Depuis 2003, l’Athlon 64 aura du faire face à un certain nombre de transition. En premier lieu celui des sockets. AMD en avait lancé initialement deux, le 754 et le 940 permettant respectivement l’utilisation sur simple et double canal (64 et 128 bits) de la mémoire DDR. Le tout sera remplacé en 2004 par le socket 939, avant de laisser place en 2006 au socket AM2 qui autorisait la gestion de la DDR2. En parallèle, l’Athlon 64 aura évolué en proposant des processeurs double cœurs, les Athlon X2.

C’est cependant la transition mémoire entre la DDR et la DDR2 qui aura fait couler le plus d’encre puisque malgré une bande passante théorique beaucoup plus élevées, les performances des Athlon sur socket AM2 étaient globalement décevantes, n’apportant pas le bond en avant que l’on aurait pu escompter. La faute au contrôleur mémoire ? Oui et non, c’est surtout les entrailles de la puce qui n’ont pas été modifiées pour s’adapter aux changements assez fort que requerrait ce nouveau type de mémoire, à savoir être capable de compenser les plus fortes latences imposées. AMD a cependant tout fait pour retarder au maximum ce lancement qui n’aura eu lieu qu’en mai 2006. Une déception qui intervenait au moment ou les premiers Core 2 Duo faisaient leur apparition dans les rédactions.

Acte manqué ?

Une chose est certaine, après un démarrage tonitruant, AMD n’a pas su capitaliser sur le succès de son Athlon 64, se reposant un peu trop sur ses tout frais lauriers. On ne peut pas s’empêcher de noter qu’en quatre années, et malgré trois procédés de fabrication (130, 90 et 65 nm), AMD n’aura fait passer la fréquence de ses puces que de 2.2 à 3 GHz (3.2 si l’on compte le fraichement annoncé 6400+). Certes, il y a eu le passage au double cœur, et certes encore, l’arrivée d’un nouveau type de mémoire tout comme l’augmentation de la vitesse des liens HyperTransport. En quatre années, on aurait pu s’attendre à un peu plus, surtout face à un Intel qui avait un genou à terre avec son Pentium 4 et son Pentium D.

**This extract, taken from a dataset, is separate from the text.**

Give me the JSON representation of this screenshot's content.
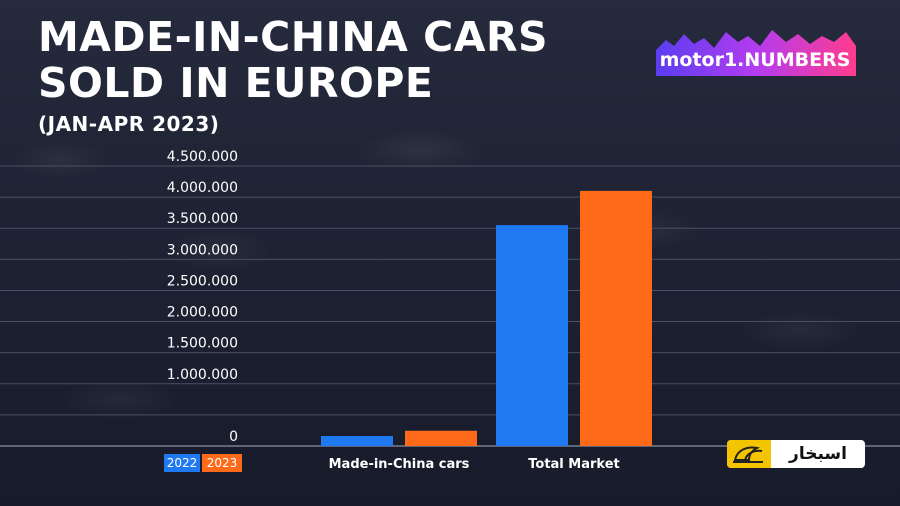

Pourtant, AMD avait commencé à travailler très tôt sur le successeur du K8. Deux projets ambitieux (K9 et K10) misant très fortement sur le parallélisme, une architecture probablement trop avant-gardiste devant l’enthousiasme modéré des développeurs de logiciels pour le multi-threading. D’autres choix techniques ont posé souci comme l’utilisation ou non de la mémoire FB-DIMM ou l’intégration ou non d’un contrôleur mémoire dans la puce. AMD verra également le départ de certains ingénieurs qui avaient joué un rôle clef dans le design du K8 teks Andy Glew. Des projets tous abandonnés au profit de la puce qu’AMD présente aujourd’hui : le Barcelona.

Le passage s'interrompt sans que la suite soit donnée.